With the deadline looming and with the certainty of doing overtime tonight, you quickly grab a cup of coffee or candy bar to stay alert and energized. After some time, you experience a mental “high” and type away at the keyboard, determined to finish the report. A few hours later, though, you suddenly feel a drop in your energy. So you reach for that candy bar or chocolate again. And the whole cycle starts again.
Ever wonder why this happens? Because caffeine and sugar do not really increase energy. They give you a temporary high or energy boost, yes, but in the long run, they can actually make you tired – ironically, more tired than before you bit into that candy bar or took your first sip of coffee.
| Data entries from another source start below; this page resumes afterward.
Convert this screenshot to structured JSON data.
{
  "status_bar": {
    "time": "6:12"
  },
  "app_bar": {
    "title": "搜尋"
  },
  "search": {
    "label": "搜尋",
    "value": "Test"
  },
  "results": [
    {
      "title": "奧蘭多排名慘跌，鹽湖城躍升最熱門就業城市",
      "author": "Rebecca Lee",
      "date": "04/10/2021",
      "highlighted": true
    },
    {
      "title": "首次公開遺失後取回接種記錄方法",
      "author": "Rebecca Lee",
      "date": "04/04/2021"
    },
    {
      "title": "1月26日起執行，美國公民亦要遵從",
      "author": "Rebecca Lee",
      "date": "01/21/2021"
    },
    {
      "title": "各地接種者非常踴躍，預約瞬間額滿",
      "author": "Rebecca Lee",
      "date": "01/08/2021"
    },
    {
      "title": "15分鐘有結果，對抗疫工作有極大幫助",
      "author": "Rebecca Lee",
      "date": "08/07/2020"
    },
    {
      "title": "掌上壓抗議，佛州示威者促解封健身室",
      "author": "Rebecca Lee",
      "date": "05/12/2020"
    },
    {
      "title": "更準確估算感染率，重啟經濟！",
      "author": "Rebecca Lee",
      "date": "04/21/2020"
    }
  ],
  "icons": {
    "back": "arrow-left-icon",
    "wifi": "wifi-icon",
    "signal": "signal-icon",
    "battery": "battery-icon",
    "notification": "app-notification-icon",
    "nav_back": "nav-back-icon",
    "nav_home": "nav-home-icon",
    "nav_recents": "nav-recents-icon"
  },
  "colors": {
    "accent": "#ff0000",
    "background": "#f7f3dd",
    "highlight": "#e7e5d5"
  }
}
Caffeine is not really all bad. Taken moderately, some people report thinking and concentrating better. However, when taken more than a person’s tolerance, the temporary high is followed by mild withdrawal symptoms like fatigue. Coffee, as a diuretic, can lead to dehydration, which in turn can cause fatigue. Because people have different tolerance levels of coffee, you should know first what is your “moderate intake” and stick to it.
Sugar, on the other hand, is high in carbohydrates, supposedly an energy fuel, but has a different effect from the usual carbohydrates. While carbohydrates in starch form gradually releases into glucose to the bloodstream, sugar is quickly absorbed in the blood, resulting to a sudden rise in blood sugar. The pancreas releases insulin to counter this rise, thereby bringing excess sugar from the blood to the cells. Thus, blood sugar drops, sometimes in levels lower than before you bit into that candy bar.